Predicting Internet Usage for Travel Bookings in China Li Li Dimitrios Buhalis School of Management University of Surrey, United Kingdom [email protected] [email protected] Abstract Businesses around the world face the challenge of identifying, attracting and retaining customers in the cybermarket, as well as converting lookers to bookers. Most of the consumer behaviour research has been conducted for European and American on-line segments. As these markets approach on-line maturity, marketers seek new and emerging markets to expand their offering.
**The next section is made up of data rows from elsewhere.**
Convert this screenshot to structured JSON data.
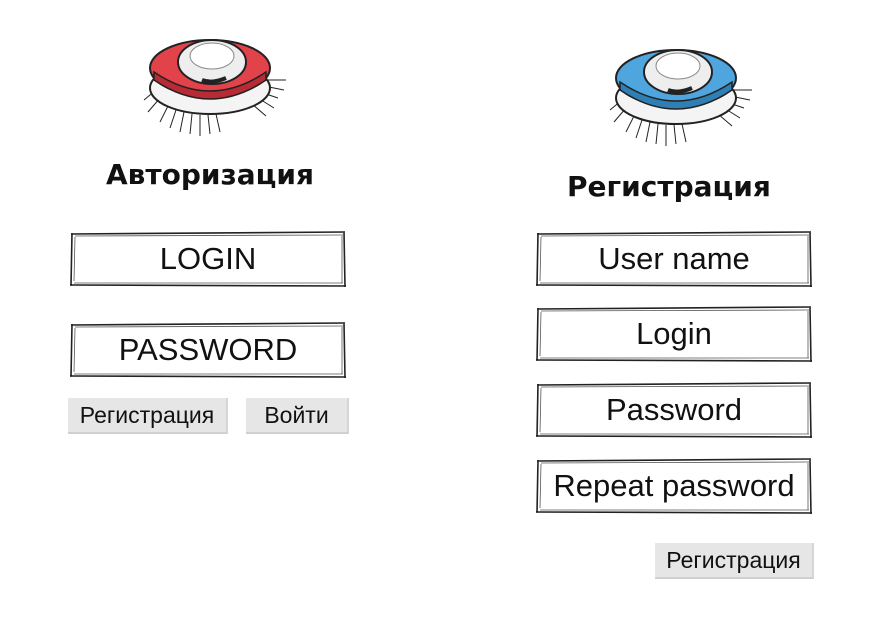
{
  "login_form": {
    "title": "Авторизация",
    "login_placeholder": "LOGIN",
    "password_placeholder": "PASSWORD",
    "register_button": "Регистрация",
    "submit_button": "Войти",
    "robot_color": "#e2434b"
  },
  "register_form": {
    "title": "Регистрация",
    "username_placeholder": "User name",
    "login_placeholder": "Login",
    "password_placeholder": "Password",
    "repeat_password_placeholder": "Repeat password",
    "submit_button": "Регистрация",
    "robot_color": "#4fa6de"
  }
}
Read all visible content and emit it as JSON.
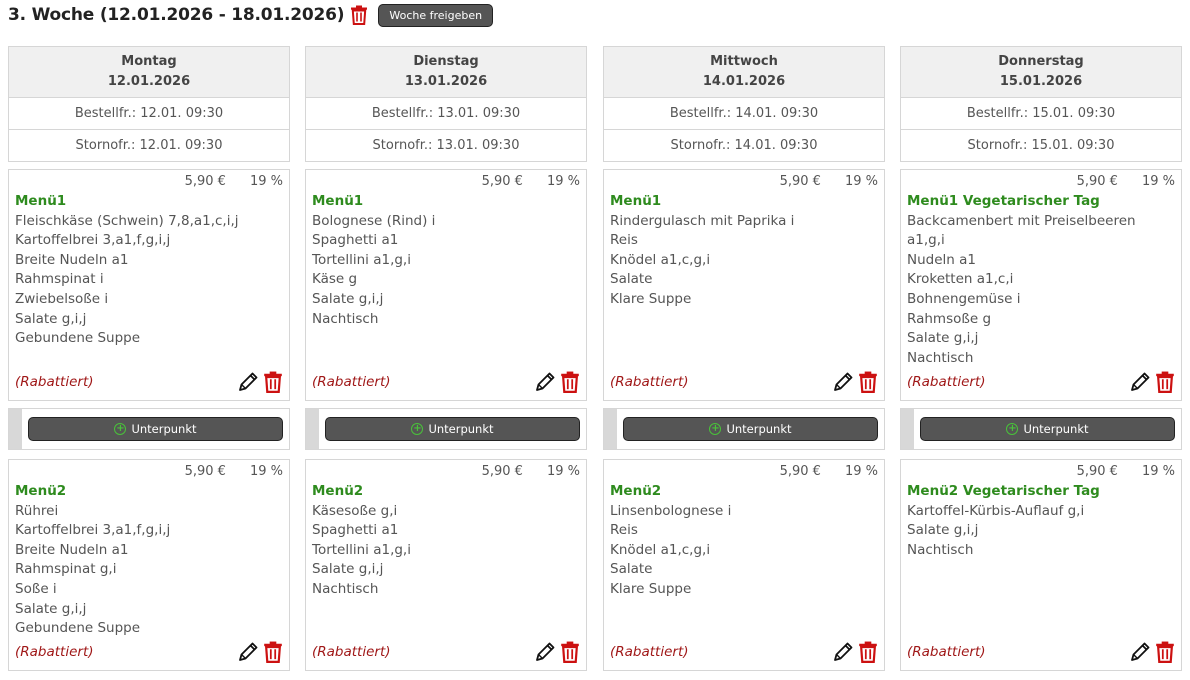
{
  "week": {
    "title": "3. Woche (12.01.2026 - 18.01.2026)",
    "release_button": "Woche freigeben"
  },
  "icons": {
    "delete": "trash-icon",
    "edit": "pencil-icon",
    "add": "plus-circle-icon"
  },
  "colors": {
    "menu_name": "#2e8b1e",
    "discount": "#a01818",
    "delete": "#cc1111",
    "button": "#555555",
    "add_icon": "#49c23a"
  },
  "days": [
    {
      "name": "Montag",
      "date": "12.01.2026",
      "order_deadline": "Bestellfr.: 12.01. 09:30",
      "cancel_deadline": "Stornofr.: 12.01. 09:30",
      "sub_button": "Unterpunkt",
      "menus": [
        {
          "price": "5,90 €",
          "tax": "19 %",
          "name": "Menü1",
          "discount": "(Rabattiert)",
          "items": [
            "Fleischkäse (Schwein) 7,8,a1,c,i,j",
            "Kartoffelbrei 3,a1,f,g,i,j",
            "Breite Nudeln a1",
            "Rahmspinat i",
            "Zwiebelsoße i",
            "Salate g,i,j",
            "Gebundene Suppe"
          ]
        },
        {
          "price": "5,90 €",
          "tax": "19 %",
          "name": "Menü2",
          "discount": "(Rabattiert)",
          "items": [
            "Rührei",
            "Kartoffelbrei 3,a1,f,g,i,j",
            "Breite Nudeln a1",
            "Rahmspinat g,i",
            "Soße i",
            "Salate g,i,j",
            "Gebundene Suppe"
          ]
        }
      ]
    },
    {
      "name": "Dienstag",
      "date": "13.01.2026",
      "order_deadline": "Bestellfr.: 13.01. 09:30",
      "cancel_deadline": "Stornofr.: 13.01. 09:30",
      "sub_button": "Unterpunkt",
      "menus": [
        {
          "price": "5,90 €",
          "tax": "19 %",
          "name": "Menü1",
          "discount": "(Rabattiert)",
          "items": [
            "Bolognese (Rind) i",
            "Spaghetti a1",
            "Tortellini a1,g,i",
            "Käse g",
            "Salate g,i,j",
            "Nachtisch"
          ]
        },
        {
          "price": "5,90 €",
          "tax": "19 %",
          "name": "Menü2",
          "discount": "(Rabattiert)",
          "items": [
            "Käsesoße g,i",
            "Spaghetti a1",
            "Tortellini a1,g,i",
            "Salate g,i,j",
            "Nachtisch"
          ]
        }
      ]
    },
    {
      "name": "Mittwoch",
      "date": "14.01.2026",
      "order_deadline": "Bestellfr.: 14.01. 09:30",
      "cancel_deadline": "Stornofr.: 14.01. 09:30",
      "sub_button": "Unterpunkt",
      "menus": [
        {
          "price": "5,90 €",
          "tax": "19 %",
          "name": "Menü1",
          "discount": "(Rabattiert)",
          "items": [
            "Rindergulasch mit Paprika i",
            "Reis",
            "Knödel a1,c,g,i",
            "Salate",
            "Klare Suppe"
          ]
        },
        {
          "price": "5,90 €",
          "tax": "19 %",
          "name": "Menü2",
          "discount": "(Rabattiert)",
          "items": [
            "Linsenbolognese i",
            "Reis",
            "Knödel a1,c,g,i",
            "Salate",
            "Klare Suppe"
          ]
        }
      ]
    },
    {
      "name": "Donnerstag",
      "date": "15.01.2026",
      "order_deadline": "Bestellfr.: 15.01. 09:30",
      "cancel_deadline": "Stornofr.: 15.01. 09:30",
      "sub_button": "Unterpunkt",
      "menus": [
        {
          "price": "5,90 €",
          "tax": "19 %",
          "name": "Menü1 Vegetarischer Tag",
          "discount": "(Rabattiert)",
          "items": [
            "Backcamenbert mit Preiselbeeren a1,g,i",
            "Nudeln a1",
            "Kroketten a1,c,i",
            "Bohnengemüse i",
            "Rahmsoße g",
            "Salate g,i,j",
            "Nachtisch"
          ]
        },
        {
          "price": "5,90 €",
          "tax": "19 %",
          "name": "Menü2 Vegetarischer Tag",
          "discount": "(Rabattiert)",
          "items": [
            "Kartoffel-Kürbis-Auflauf g,i",
            "Salate g,i,j",
            "Nachtisch"
          ]
        }
      ]
    }
  ]
}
China is one of these markets, due to its population and economic growth. However, studies about Chinese eCustomers seem to be very limited. This paper aims to identify the determinants of booking travel on-line in China. A predictive model was developed by utilising binary logistic regression analysis. This research quantified the effects of identified predictors. Its results reaffirmed innovation diffusion theory, theory of reasoned actions and theory of planned behaviour. Keywords: tourism, eCommerce, Internet, prediction; eCustomer, China.

1

Introduction: eCommerce in China

Many studies have provided an insight into the adoption of eShopping and the prediction of commercial usage of the Internet. Intention-based theories and innovation diffusion theory are valuable tools because they are empirically validated. A number of cultural and economic factors determine the level of eCommerce in different regions and researchers need to appreciate the factors that influence its adoption. Tourism is developing rapidly as one of the key sectors of eCommerce (Buhalis, 2003). Increased from 620 thousand Internet users in 1997, there are almost 80 million in mainland China in 2003, representing an annual growth rate of 35% (CNNIC, 1998, 2004). This is only 6% of the Chinese population, demonstrating the potential for growth. The large on-line population provides an opportunity for eCommerce. According to CNNIC, over 40% of Chinese Internet users have purchased goods and services through on-line websites in 2003 (CNNIC, 2004a). However, there is little known about eShopping adoption by Chinese eCustomers, especially in the tourism perspective (Ma, Buhalis and Song, 2003). Around 10% of the Chinese cyberbuyers

have purchased tourism products in 2003 (CNNIC, 2004). They often book on-line and then purchase off-line or pay on delivery. This paper examines Chinese Internet users adopting eShopping for travel products by looking into seven independent variable sets. These are socio-demographics, travelrelated behaviours, Internet usage patterns, perception of the Internet, customer domain-specific innovativeness (DSI) and self-efficacy (Anckar and Walden, 2000; Chau, Cole, Massey, Montoya-Weiss and O’Keefe, 2002; Christou and Kassianidis, 2002; Citrin, Sprott, Silverman & Stem, 2000; Morrison, Jing, O’Leary & Cait, 2001; Vijayasarathy, 2004). In addition, Guanxi is also examined as it influences Chinese consumer behaviour (Efendioglu and Yip, 2004; Luk, Fullgrabe and Li, 1999; Merrilees and Miller, 1999). It discusses the theories and studies that explain and predict Internet/eCommerce adoption, and identifies the predictors of Chinese eCustomers booking travel on-line based on the results of an on-line survey with over 800 replies.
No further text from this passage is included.